Presenting the St Kitts and Nevis budget for 2007 this week, Prime Minister
and Minister of Finance, Dr Denzil Douglas, said that despite the shutting down
of the federation's once important sugar production sector, 2006 would see growth
in the economy of 4.6%.
The tourism and construction sectors were continuing to underpin the economy,
he said, as they had done in 2005. All service sectors however had shown growth,
including communications, banking and insurance.
Citing increased social costs as a result of the shut-down, Dr Douglas announced
a range of tax increases, including a 5% levy on domestic telephone calls in
St Kitts and Nevis, from January 1, 2007.
There will also be a 15% excise duty on alcohol and tobacco products, and an
increase in the existing Social Services Levy from 8% to 10% on salaries in
excess of EC$8,000 monthly.
The Prime Minister claimed that liberalisation of the telecommunications sector
has driven down prices, so that, overall, costs would not increase. "We
feel that the time is now right to extend the current tax on international calls
to land based calls," he said.
Income tax legislation will also be amended to require companies to pay taxes
at the same time as filing their tax returns; currently they have three months
in which to pay. "This does not allow the Government to manage its cash
flow in an effective manner.

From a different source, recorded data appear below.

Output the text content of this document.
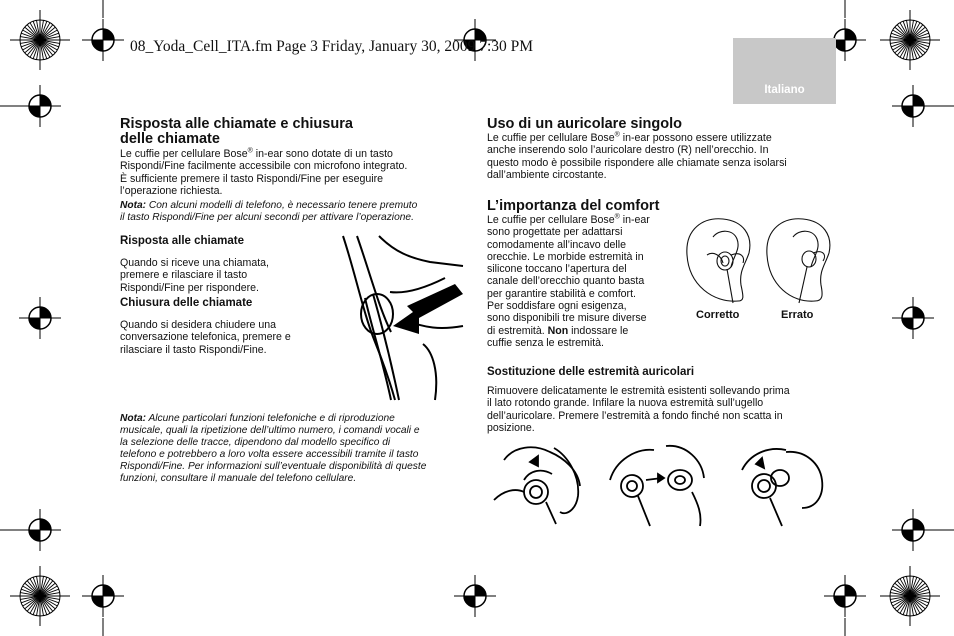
08_Yoda_Cell_ITA.fm Page 3 Friday, January 30, 2009 7:30 PM
Italiano
Risposta alle chiamate e chiusura
delle chiamate

Le cuffie per cellulare Bose® in-ear sono dotate di un tasto

Rispondi/Fine facilmente accessibile con microfono integrato.

È sufficiente premere il tasto Rispondi/Fine per eseguire

l’operazione richiesta.

Nota: Con alcuni modelli di telefono, è necessario tenere premuto
il tasto Rispondi/Fine per alcuni secondi per attivare l’operazione.
Risposta alle chiamate

Quando si riceve una chiamata,

premere e rilasciare il tasto

Rispondi/Fine per rispondere.

Chiusura delle chiamate

Quando si desidera chiudere una

conversazione telefonica, premere e

rilasciare il tasto Rispondi/Fine.

Nota: Alcune particolari funzioni telefoniche e di riproduzione
musicale, quali la ripetizione dell’ultimo numero, i comandi vocali e
la selezione delle tracce, dipendono dal modello specifico di
telefono e potrebbero a loro volta essere accessibili tramite il tasto
Rispondi/Fine. Per informazioni sull’eventuale disponibilità di queste
funzioni, consultare il manuale del telefono cellulare.
Uso di un auricolare singolo

Le cuffie per cellulare Bose® in-ear possono essere utilizzate

anche inserendo solo l’auricolare destro (R) nell’orecchio. In

questo modo è possibile rispondere alle chiamate senza isolarsi

dall’ambiente circostante.

L’importanza del comfort

Le cuffie per cellulare Bose® in-ear

sono progettate per adattarsi

comodamente all’incavo delle

orecchie. Le morbide estremità in

silicone toccano l’apertura del

canale dell’orecchio quanto basta

per garantire stabilità e comfort.

Per soddisfare ogni esigenza,

sono disponibili tre misure diverse

di estremità. Non indossare le

cuffie senza le estremità.

Corretto	Errato
Sostituzione delle estremità auricolari

Rimuovere delicatamente le estremità esistenti sollevando prima

il lato rotondo grande. Infilare la nuova estremità sull’ugello

dell’auricolare. Premere l’estremità a fondo finché non scatta in

posizione.
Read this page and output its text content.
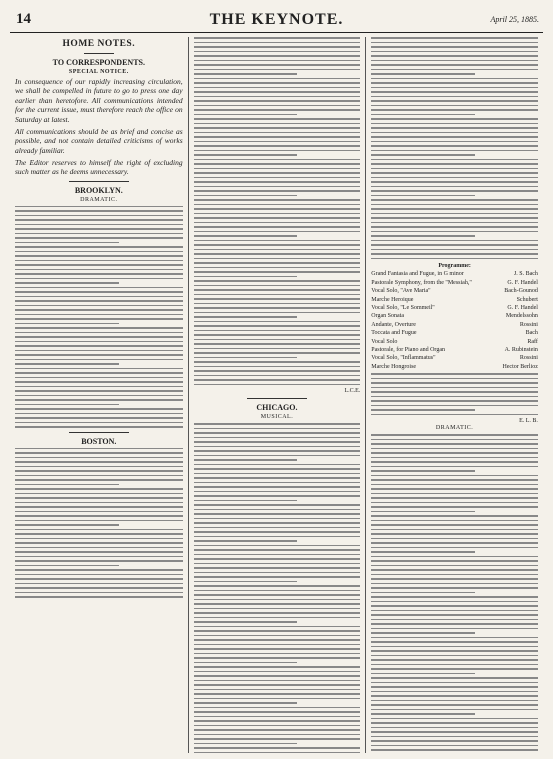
14	THE KEYNOTE.	April 25, 1885.
HOME NOTES.
TO CORRESPONDENTS.
SPECIAL NOTICE.

In consequence of our rapidly increasing circulation, we shall be compelled in future to go to press one day earlier than heretofore. All communications intended for the current issue, must therefore reach the office on Saturday at latest.

All communications should be as brief and concise as possible, and not contain detailed criticisms of works already familiar.

The Editor reserves to himself the right of excluding such matter as he deems unnecessary.

BROOKLYN.
DRAMATIC.
BOSTON.
L.C.E.
CHICAGO.
MUSICAL.
Programme:
Grand Fantasia and Fugue, in G minor	J. S. Bach
Pastorale Symphony, from the "Messiah,"	G. F. Handel
Vocal Solo, "Ave Maria"	Bach-Gounod
Marche Heroique	Schubert
Vocal Solo, "Le Sommeil"	G. F. Handel
Organ Sonata	Mendelssohn
Andante, Overture	Rossini
Toccata and Fugue	Bach
Vocal Solo	Raff
Pastorale, for Piano and Organ	A. Rubinstein
Vocal Solo, "Inflammatus"	Rossini
Marche Hongroise	Hector Berlioz
E. L. B.
DRAMATIC.
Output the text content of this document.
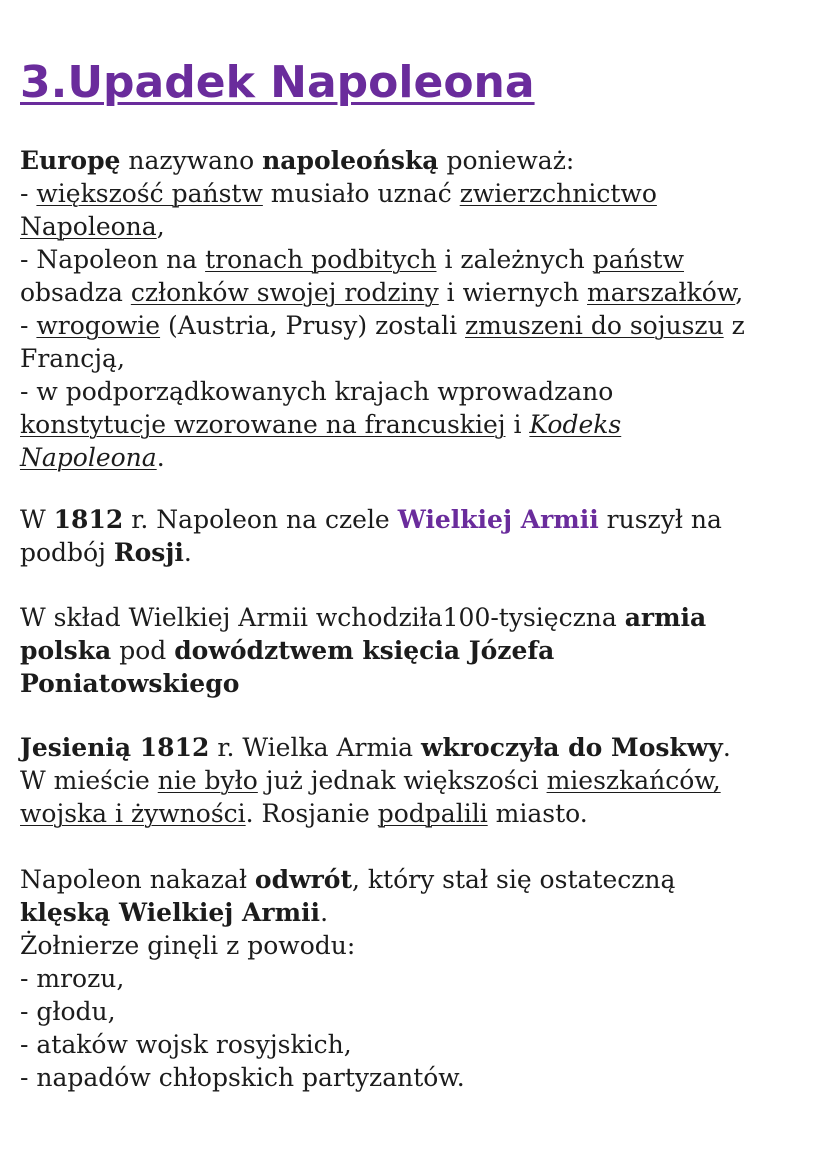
3.Upadek Napoleona
Europę nazywano napoleońską ponieważ:
- większość państw musiało uznać zwierzchnictwo
Napoleona,
- Napoleon na tronach podbitych i zależnych państw
obsadza członków swojej rodziny i wiernych marszałków,
- wrogowie (Austria, Prusy) zostali zmuszeni do sojuszu z
Francją,
- w podporządkowanych krajach wprowadzano
konstytucje wzorowane na francuskiej i Kodeks
Napoleona.
W 1812 r. Napoleon na czele Wielkiej Armii ruszył na
podbój Rosji.
W skład Wielkiej Armii wchodziła100-tysięczna armia
polska pod dowództwem księcia Józefa
Poniatowskiego
Jesienią 1812 r. Wielka Armia wkroczyła do Moskwy.
W mieście nie było już jednak większości mieszkańców,
wojska i żywności. Rosjanie podpalili miasto.
Napoleon nakazał odwrót, który stał się ostateczną
klęską Wielkiej Armii.
Żołnierze ginęli z powodu:
- mrozu,
- głodu,
- ataków wojsk rosyjskich,
- napadów chłopskich partyzantów.
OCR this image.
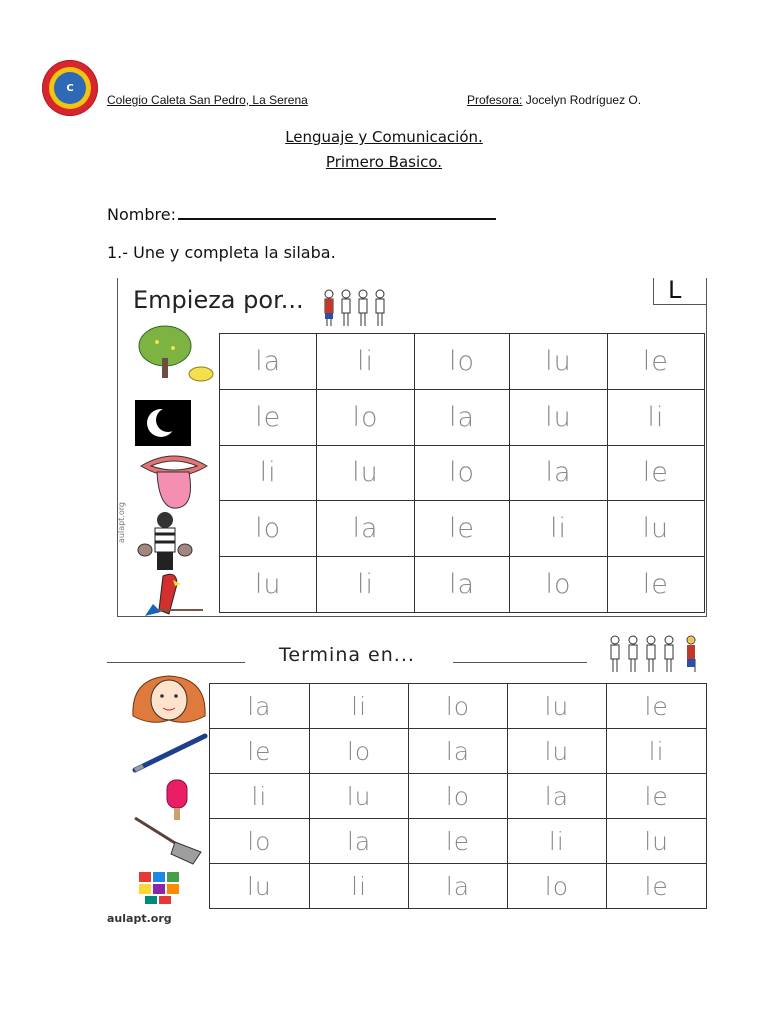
C
Colegio Caleta San Pedro, La Serena	Profesora: Jocelyn Rodríguez O.
Lenguaje y Comunicación.
Primero Basico.
Nombre:
1.- Une y completa la silaba.
Empieza por...	L
la	li	lo	lu	le
le	lo	la	lu	li
li	lu	lo	la	le
lo	la	le	li	lu
lu	li	la	lo	le
aulapt.org
Termina en...
la	li	lo	lu	le
le	lo	la	lu	li
li	lu	lo	la	le
lo	la	le	li	lu
lu	li	la	lo	le
aulapt.org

Therefore in order to address this issue the Income
Tax legislation will be amended to allow for self-assessment and for payment
to be made on the date of filing," said the Prime Minister.
Commenting on the new excise duties, he added: "This tax is consistent
with our efforts at promoting healthy lifestyles among our people. Moreover,
our health system incurs tremendous cost in respect of diseases associated with
the consumption of alcohol and tobaccos. It is only fair that the users of these
products be asked to bear a portion of this cost."